Designed by MIT students and staff in 2003, Scratch is one of the first programming languages we’ve seen that is created specifically for 8-to-16-year-olds. Originally a multi-platform download, Scratch is now web-based and more accessible. Students use a visual programming language made up of bricks that they drag to the workspace to animate sprites. Various types of bricks trigger loops, create variables, initiate interactivity, play sounds, and more. Teaching guides, communities and other resources available on the website will help instructors get started. You don’t have to be a programming expert to introduce Scratch — we learned right along with the students!

Tynker

Platform: Web
Cost: Free! (with Premium upgrade option)
Although Tynker is relatively new, we definitely count it as one of our favorite coding apps. The interface looks similar to Scratch. But while Scratch was designed to program, Tynker was built to teach programming.
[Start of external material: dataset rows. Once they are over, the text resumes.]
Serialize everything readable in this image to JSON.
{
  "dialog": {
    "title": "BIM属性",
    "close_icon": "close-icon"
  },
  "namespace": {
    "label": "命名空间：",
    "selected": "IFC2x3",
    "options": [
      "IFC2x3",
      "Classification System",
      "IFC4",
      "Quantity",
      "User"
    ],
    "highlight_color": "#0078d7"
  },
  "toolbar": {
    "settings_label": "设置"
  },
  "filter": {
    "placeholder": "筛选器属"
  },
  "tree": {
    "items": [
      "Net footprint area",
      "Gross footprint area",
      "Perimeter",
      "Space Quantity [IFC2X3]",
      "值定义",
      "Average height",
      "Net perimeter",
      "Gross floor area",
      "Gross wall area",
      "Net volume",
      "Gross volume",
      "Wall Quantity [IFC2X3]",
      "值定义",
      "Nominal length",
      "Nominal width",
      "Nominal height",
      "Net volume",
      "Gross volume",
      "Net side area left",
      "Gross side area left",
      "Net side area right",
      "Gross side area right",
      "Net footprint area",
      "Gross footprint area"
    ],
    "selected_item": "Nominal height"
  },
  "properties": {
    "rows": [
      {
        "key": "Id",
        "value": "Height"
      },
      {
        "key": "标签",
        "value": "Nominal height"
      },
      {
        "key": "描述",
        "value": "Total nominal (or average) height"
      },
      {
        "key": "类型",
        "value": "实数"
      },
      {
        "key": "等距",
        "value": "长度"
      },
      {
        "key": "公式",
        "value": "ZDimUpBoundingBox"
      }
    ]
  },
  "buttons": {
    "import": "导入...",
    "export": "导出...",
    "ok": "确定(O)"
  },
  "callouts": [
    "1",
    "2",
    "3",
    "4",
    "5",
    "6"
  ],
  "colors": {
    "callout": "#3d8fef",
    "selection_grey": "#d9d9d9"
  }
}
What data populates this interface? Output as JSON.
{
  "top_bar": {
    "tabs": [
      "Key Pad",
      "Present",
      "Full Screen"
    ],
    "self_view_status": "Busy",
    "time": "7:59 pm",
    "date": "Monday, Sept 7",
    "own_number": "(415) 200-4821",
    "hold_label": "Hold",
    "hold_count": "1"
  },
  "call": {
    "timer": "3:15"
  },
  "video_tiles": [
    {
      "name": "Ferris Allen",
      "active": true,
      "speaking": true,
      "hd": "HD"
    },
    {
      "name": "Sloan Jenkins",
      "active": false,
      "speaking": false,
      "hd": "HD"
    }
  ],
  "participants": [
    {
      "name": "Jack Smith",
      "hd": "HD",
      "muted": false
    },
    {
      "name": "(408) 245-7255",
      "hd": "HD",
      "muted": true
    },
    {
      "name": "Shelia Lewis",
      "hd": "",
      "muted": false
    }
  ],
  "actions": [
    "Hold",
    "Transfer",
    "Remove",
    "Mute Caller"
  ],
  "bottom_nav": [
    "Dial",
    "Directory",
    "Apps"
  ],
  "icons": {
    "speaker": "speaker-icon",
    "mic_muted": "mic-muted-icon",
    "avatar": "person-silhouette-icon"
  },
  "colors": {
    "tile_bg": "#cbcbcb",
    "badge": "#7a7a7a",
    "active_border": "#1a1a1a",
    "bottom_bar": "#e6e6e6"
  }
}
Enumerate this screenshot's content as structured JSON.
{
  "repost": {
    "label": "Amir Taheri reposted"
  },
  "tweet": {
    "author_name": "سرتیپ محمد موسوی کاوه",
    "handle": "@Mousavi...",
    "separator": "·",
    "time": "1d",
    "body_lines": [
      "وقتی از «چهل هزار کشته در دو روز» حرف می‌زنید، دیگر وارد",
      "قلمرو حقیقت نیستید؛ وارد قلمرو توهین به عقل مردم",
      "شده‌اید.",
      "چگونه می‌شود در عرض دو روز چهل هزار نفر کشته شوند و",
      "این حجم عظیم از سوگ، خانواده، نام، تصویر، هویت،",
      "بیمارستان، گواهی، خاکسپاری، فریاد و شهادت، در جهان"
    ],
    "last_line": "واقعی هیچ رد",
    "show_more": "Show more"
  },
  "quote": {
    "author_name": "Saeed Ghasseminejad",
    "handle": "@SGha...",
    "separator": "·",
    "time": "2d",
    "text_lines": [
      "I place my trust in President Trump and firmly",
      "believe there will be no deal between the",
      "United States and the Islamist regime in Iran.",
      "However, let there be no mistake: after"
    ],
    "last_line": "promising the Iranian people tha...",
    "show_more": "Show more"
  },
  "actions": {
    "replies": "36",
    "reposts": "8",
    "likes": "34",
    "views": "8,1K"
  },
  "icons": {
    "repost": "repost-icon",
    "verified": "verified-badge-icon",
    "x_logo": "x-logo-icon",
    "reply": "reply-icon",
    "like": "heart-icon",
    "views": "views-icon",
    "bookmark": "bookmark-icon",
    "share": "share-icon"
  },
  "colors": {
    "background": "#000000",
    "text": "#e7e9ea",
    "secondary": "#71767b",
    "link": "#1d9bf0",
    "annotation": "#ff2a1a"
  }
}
The app features starter lesson plans, classroom management tools, and an online showcase of student-created programs. Lessons are self-paced and simple for students to follow without assistance.

Move the Turtle

Platform: iOS (iPad and iPod)
Cost: $2.99
We love Move the Turtle, a gamified way to learn programming procedures. The main character reminds us of the old Logo turtle used to teach kids computer programming during the reign of the Apple IIe. Each new level of achievement increases in difficulty and teaches a new command that directs the turtle to reach a star, make a sound, draw a line, etc. A free play “compose” mode lets students move the turtle however they want.

Hopscotch

Platform: iPad
Cost: Free!
Hopscotch looks a lot like Scratch and Tynker and uses similar controls to drag blocks into a workspace, but it only runs on the iPad. The controls and characters are not as extensive as Scratch and Tynker, but Hopscotch is a great tool to begin helping students without coding experience learn the basics of programming, logical thinking and problem solving.

Daisy the Dinosaur

Platform: iPad
Cost: Free!
From the makers of Hopscotch, Daisy targets the youngest coders. The interface is similar to Hopscotch but much simpler. There is only a dinosaur to move and only basic functions to use, but for your younger students, this is an excellent introduction to programming.

Cargo-Bot

Platform: iPad
Cost: Free!
Cargo-Bot is another game that teaches coding skills. On each level, the objective is to move colored crates from one place to another by programming a claw crane to move left or right, and drop or pick up. The game was actually programmed on an iPad, using a touch-based coding app called Codea, which is based on the programming language Lua. Elementary students will learn the logical thinking required to eventually do “real” text-based programming using Lua — but Lua is not for young learners. For elementary students, stick with Cargo-Bot.